The Effect of Microtubule Stabilising Drugs on Immune-Mediated Excytosis

The microtubule network is involved in cellular processes including protein transport and cell division. Microtubule stabilising drugs (MSD) bind to microtubules and alter their dynamic balance in favour of the polymerised state. While primarily known for their anti-mitotic properties, MSD also exert immunomodulatory effects in vitro and in vivo. It is the aim of this project to investigate the effects of MSD on protein trafficking and secretion to determine how they affect immune-mediated exocytosis. Previous work in our lab demonstrated that macrophage responses to bacterial lipopolysaccharide, as measured by the production of TNF-a and nitric oxide, are inhibited by both paclitaxel and peloruside. In this thesis we continued this work and saw that inhibition was not affected by temporal IFN-y priming and found that altered production kinetics were not sufficient to explain the inhibition. To kill target cells cytotoxic T cells (CTL) reorganise their cytoskeleton so that lytic granules can traffic down microtubules to be delivered to the target.

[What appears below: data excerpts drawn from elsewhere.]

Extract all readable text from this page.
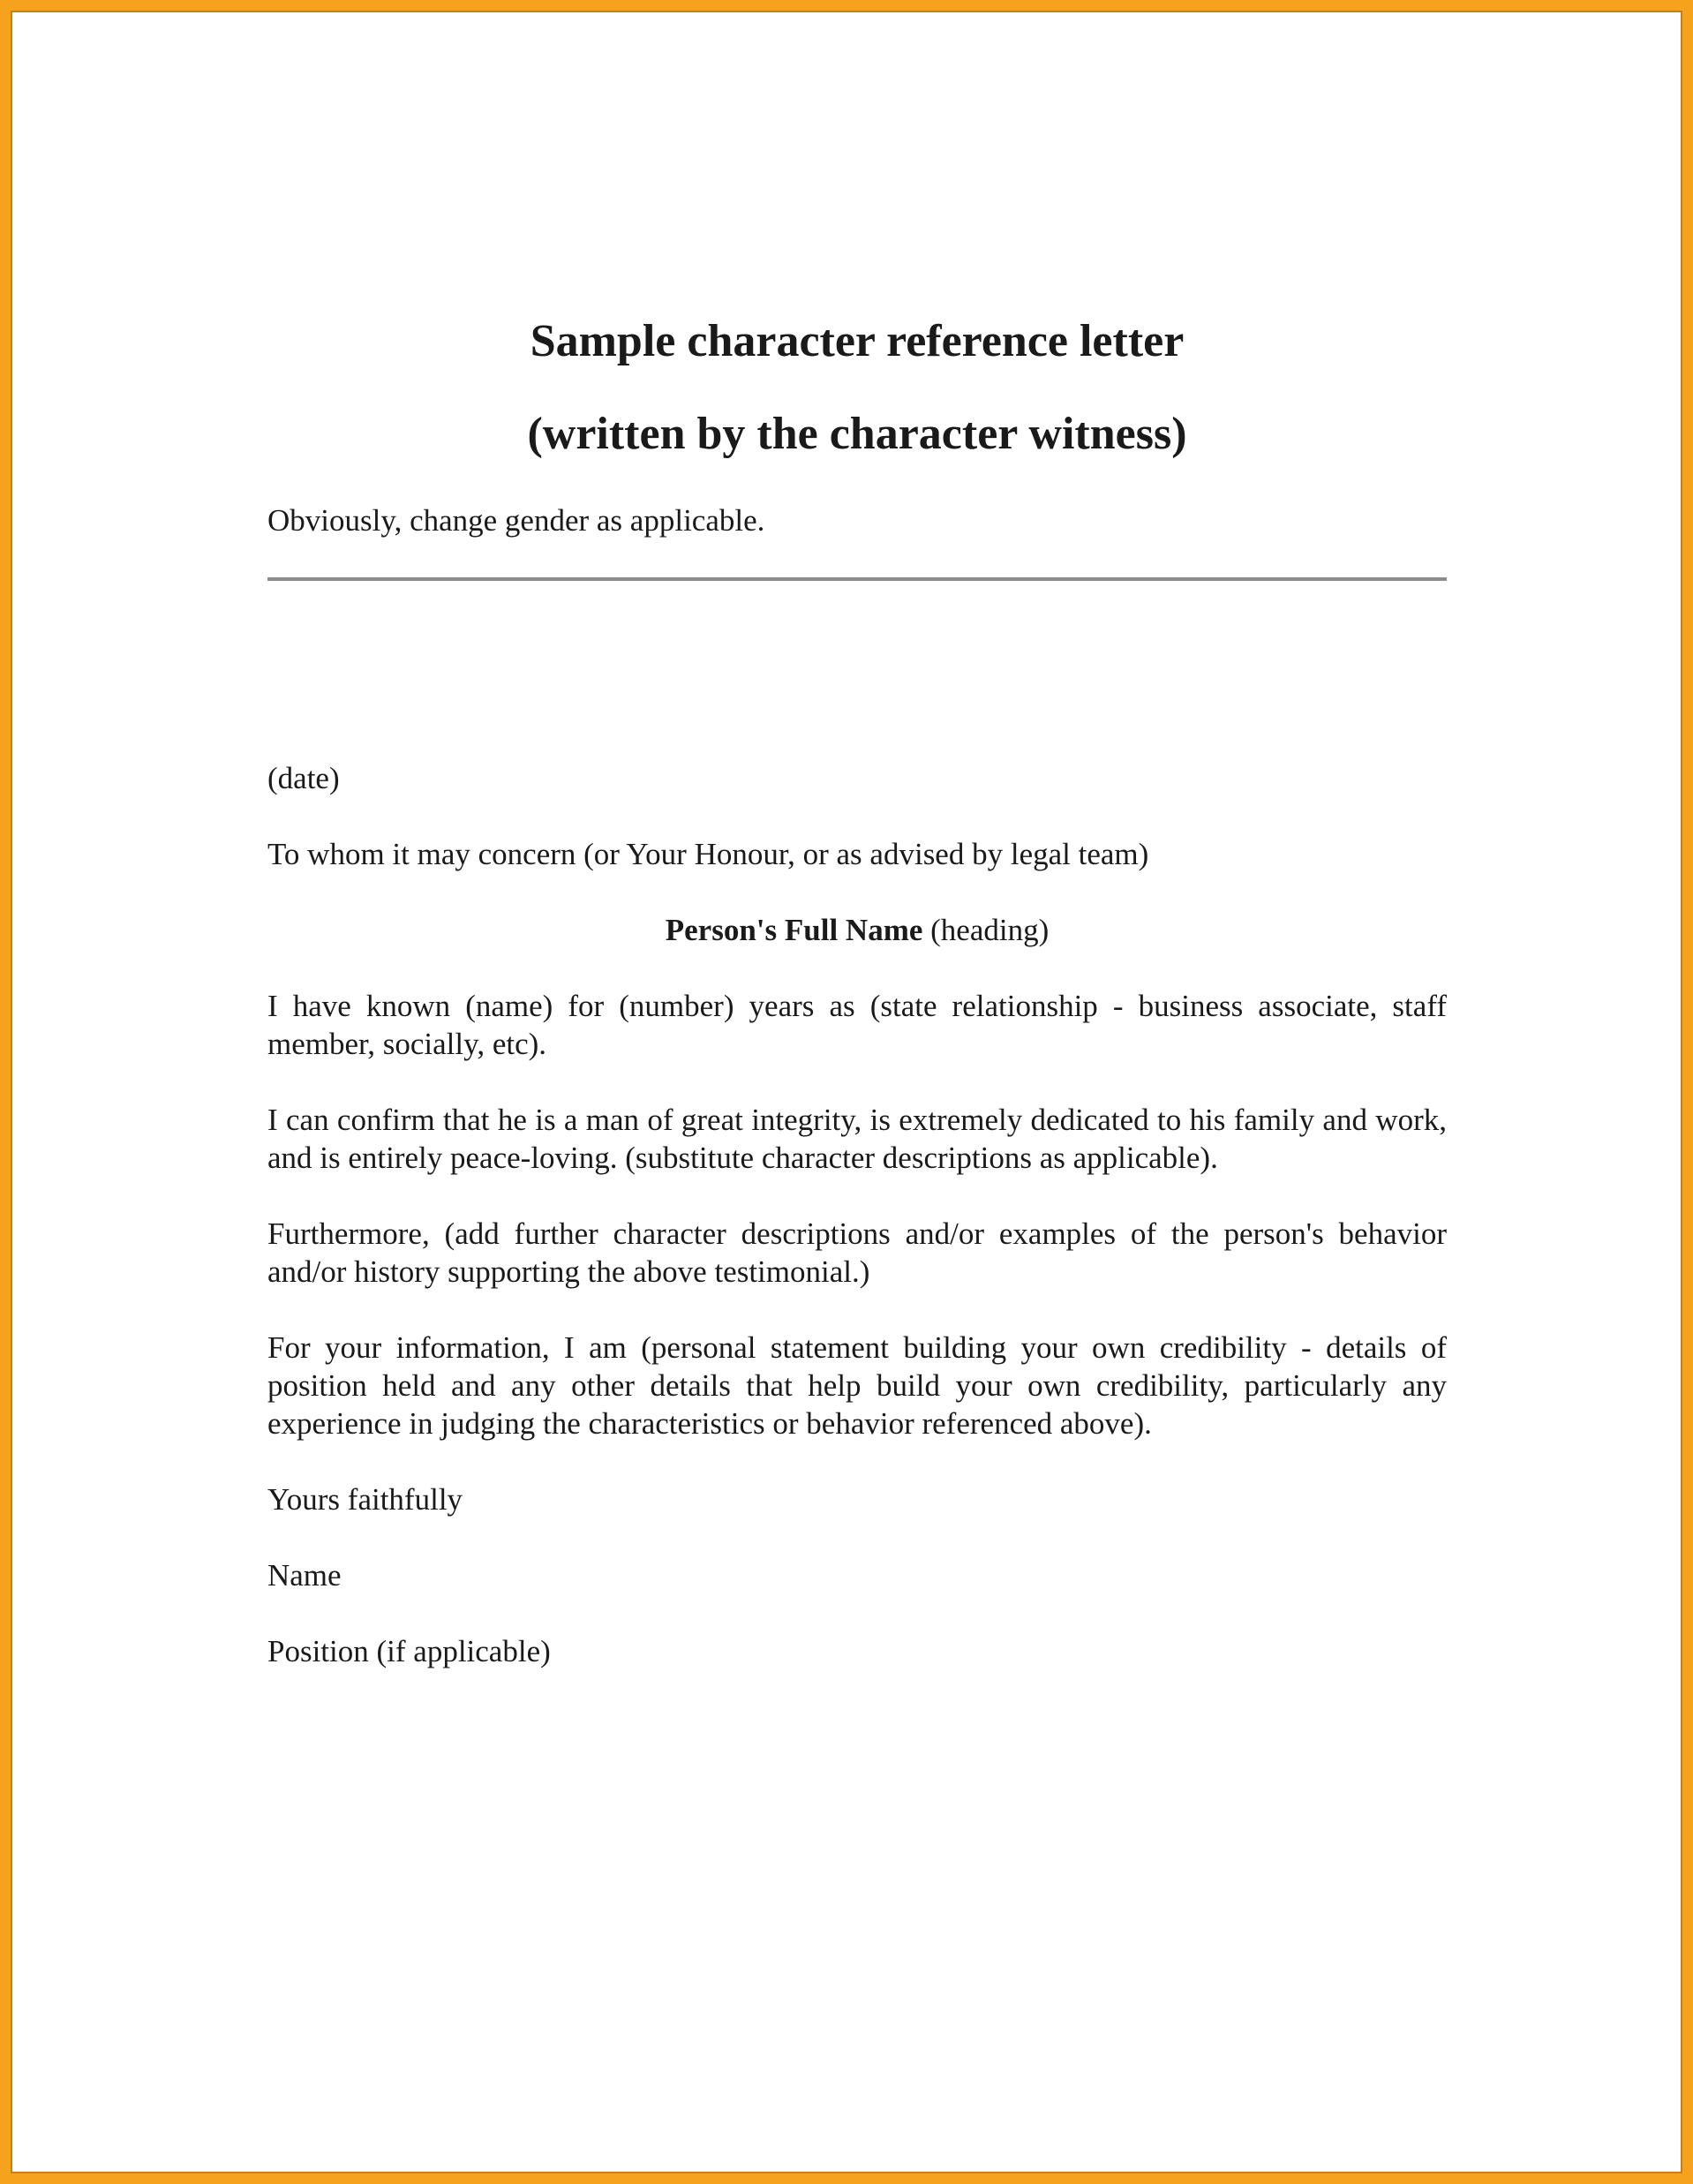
Sample character reference letter
(written by the character witness)

Obviously, change gender as applicable.

(date)

To whom it may concern (or Your Honour, or as advised by legal team)

Person's Full Name (heading)

I have known (name) for (number) years as (state relationship - business associate, staff member, socially, etc).

I can confirm that he is a man of great integrity, is extremely dedicated to his family and work, and is entirely peace-loving. (substitute character descriptions as applicable).

Furthermore, (add further character descriptions and/or examples of the person's behavior and/or history supporting the above testimonial.)

For your information, I am (personal statement building your own credibility - details of position held and any other details that help build your own credibility, particularly any experience in judging the characteristics or behavior referenced above).

Yours faithfully

Name

Position (if applicable)
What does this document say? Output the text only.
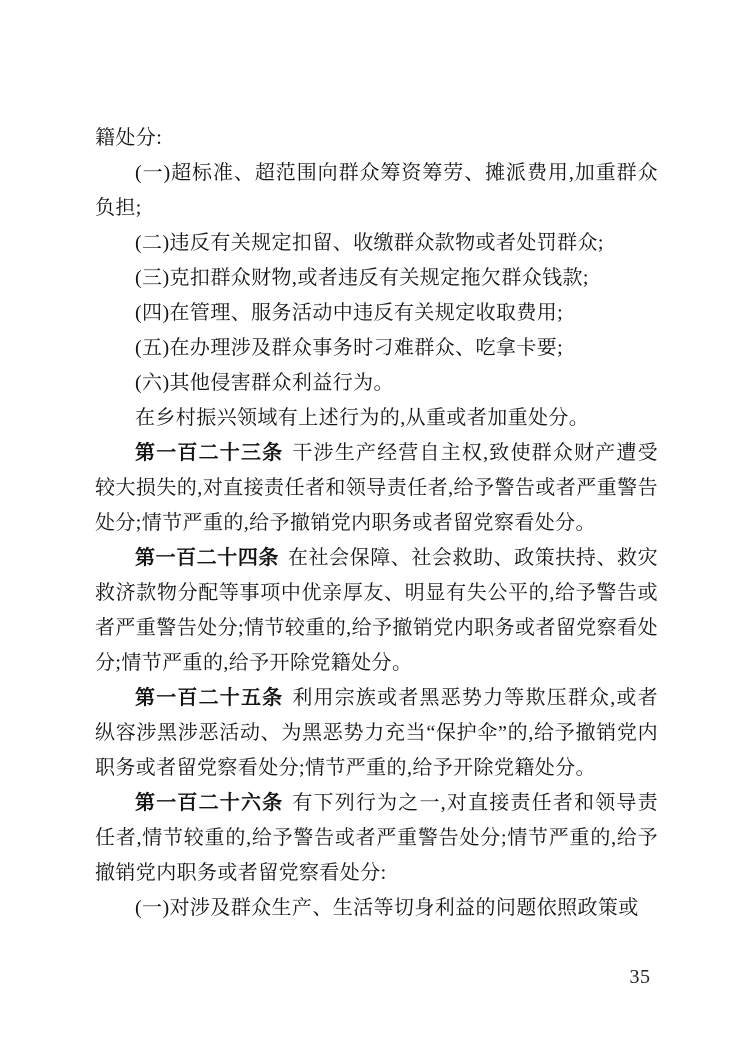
籍处分:

(一)超标准、超范围向群众筹资筹劳、摊派费用,加重群众负担;

(二)违反有关规定扣留、收缴群众款物或者处罚群众;

(三)克扣群众财物,或者违反有关规定拖欠群众钱款;

(四)在管理、服务活动中违反有关规定收取费用;

(五)在办理涉及群众事务时刁难群众、吃拿卡要;

(六)其他侵害群众利益行为。

在乡村振兴领域有上述行为的,从重或者加重处分。

第一百二十三条 干涉生产经营自主权,致使群众财产遭受较大损失的,对直接责任者和领导责任者,给予警告或者严重警告处分;情节严重的,给予撤销党内职务或者留党察看处分。

第一百二十四条 在社会保障、社会救助、政策扶持、救灾救济款物分配等事项中优亲厚友、明显有失公平的,给予警告或者严重警告处分;情节较重的,给予撤销党内职务或者留党察看处分;情节严重的,给予开除党籍处分。

第一百二十五条 利用宗族或者黑恶势力等欺压群众,或者纵容涉黑涉恶活动、为黑恶势力充当“保护伞”的,给予撤销党内职务或者留党察看处分;情节严重的,给予开除党籍处分。

第一百二十六条 有下列行为之一,对直接责任者和领导责任者,情节较重的,给予警告或者严重警告处分;情节严重的,给予撤销党内职务或者留党察看处分:

(一)对涉及群众生产、生活等切身利益的问题依照政策或

35
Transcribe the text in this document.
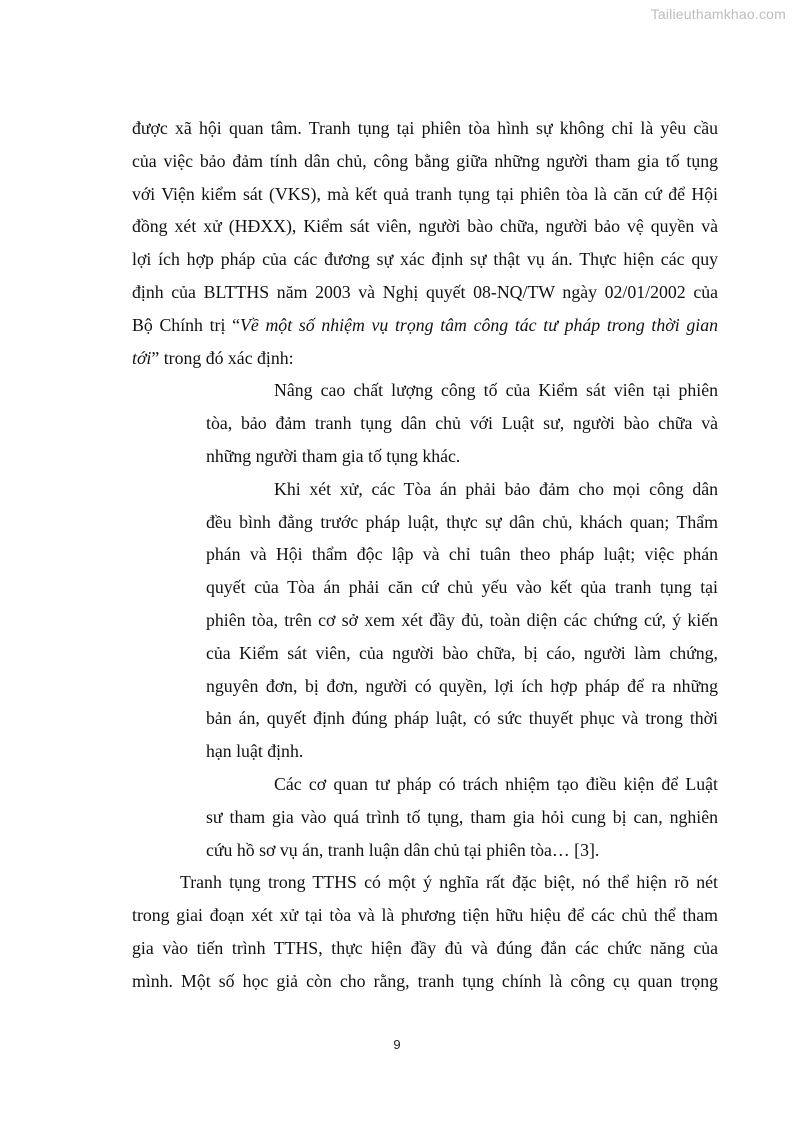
Tailieuthamkhao.com
được xã hội quan tâm. Tranh tụng tại phiên tòa hình sự không chỉ là yêu cầu
của việc bảo đảm tính dân chủ, công bằng giữa những người tham gia tố tụng
với Viện kiểm sát (VKS), mà kết quả tranh tụng tại phiên tòa là căn cứ để Hội
đồng xét xử (HĐXX), Kiểm sát viên, người bào chữa, người bảo vệ quyền và
lợi ích hợp pháp của các đương sự xác định sự thật vụ án. Thực hiện các quy
định của BLTTHS năm 2003 và Nghị quyết 08-NQ/TW ngày 02/01/2002 của
Bộ Chính trị “Về một số nhiệm vụ trọng tâm công tác tư pháp trong thời gian
tới” trong đó xác định:
Nâng cao chất lượng công tố của Kiểm sát viên tại phiên
tòa, bảo đảm tranh tụng dân chủ với Luật sư, người bào chữa và
những người tham gia tố tụng khác.
Khi xét xử, các Tòa án phải bảo đảm cho mọi công dân
đều bình đẳng trước pháp luật, thực sự dân chủ, khách quan; Thẩm
phán và Hội thẩm độc lập và chỉ tuân theo pháp luật; việc phán
quyết của Tòa án phải căn cứ chủ yếu vào kết qủa tranh tụng tại
phiên tòa, trên cơ sở xem xét đầy đủ, toàn diện các chứng cứ, ý kiến
của Kiểm sát viên, của người bào chữa, bị cáo, người làm chứng,
nguyên đơn, bị đơn, người có quyền, lợi ích hợp pháp để ra những
bản án, quyết định đúng pháp luật, có sức thuyết phục và trong thời
hạn luật định.
Các cơ quan tư pháp có trách nhiệm tạo điều kiện để Luật
sư tham gia vào quá trình tố tụng, tham gia hỏi cung bị can, nghiên
cứu hồ sơ vụ án, tranh luận dân chủ tại phiên tòa… [3].
Tranh tụng trong TTHS có một ý nghĩa rất đặc biệt, nó thể hiện rõ nét
trong giai đoạn xét xử tại tòa và là phương tiện hữu hiệu để các chủ thể tham
gia vào tiến trình TTHS, thực hiện đầy đủ và đúng đắn các chức năng của
mình. Một số học giả còn cho rằng, tranh tụng chính là công cụ quan trọng
9
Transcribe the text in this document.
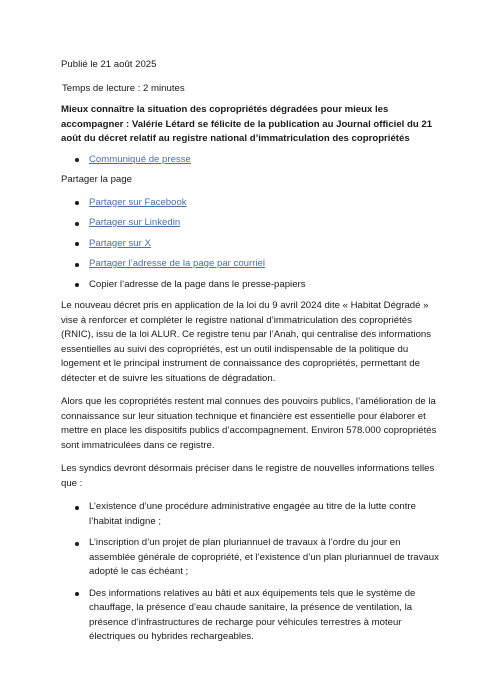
Publié le 21 août 2025

Temps de lecture : 2 minutes

Mieux connaître la situation des copropriétés dégradées pour mieux les accompagner : Valérie Létard se félicite de la publication au Journal officiel du 21 août du décret relatif au registre national d’immatriculation des copropriétés

Communiqué de presse

Partager la page

Partager sur Facebook
Partager sur Linkedin
Partager sur X
Partager l’adresse de la page par courriel
Copier l’adresse de la page dans le presse-papiers

Le nouveau décret pris en application de la loi du 9 avril 2024 dite « Habitat Dégradé » vise à renforcer et compléter le registre national d’immatriculation des copropriétés (RNIC), issu de la loi ALUR. Ce registre tenu par l’Anah, qui centralise des informations essentielles au suivi des copropriétés, est un outil indispensable de la politique du logement et le principal instrument de connaissance des copropriétés, permettant de détecter et de suivre les situations de dégradation.

Alors que les copropriétés restent mal connues des pouvoirs publics, l’amélioration de la connaissance sur leur situation technique et financière est essentielle pour élaborer et mettre en place les dispositifs publics d’accompagnement. Environ 578.000 copropriétés sont immatriculées dans ce registre.

Les syndics devront désormais préciser dans le registre de nouvelles informations telles que :

L’existence d’une procédure administrative engagée au titre de la lutte contre l’habitat indigne ;
L’inscription d’un projet de plan pluriannuel de travaux à l’ordre du jour en assemblée générale de copropriété, et l’existence d’un plan pluriannuel de travaux adopté le cas échéant ;
Des informations relatives au bâti et aux équipements tels que le système de chauffage, la présence d’eau chaude sanitaire, la présence de ventilation, la présence d’infrastructures de recharge pour véhicules terrestres à moteur électriques ou hybrides rechargeables.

Using an in vitro model of CTL killing, we saw that MSD did not inhibit killing by CTL, lytic granule delivery to the cell surface, or antigen-stimulated Interferon-y (IFN-y) production by CTL. In contrast to this, in a murine model of antigen-induced killing we saw that a single dose of paclitaxel had a significant inhibitory effect on CTL-mediated cytolysis in vivo. Together these studies suggest that MSD have multiple immunomodulatory effects that are independent of their anti-proliferative effects. The data suggest that patients undergoing taxane therapy may be unable to fight infection long before the anti-mitotic effects of MSD are apparent.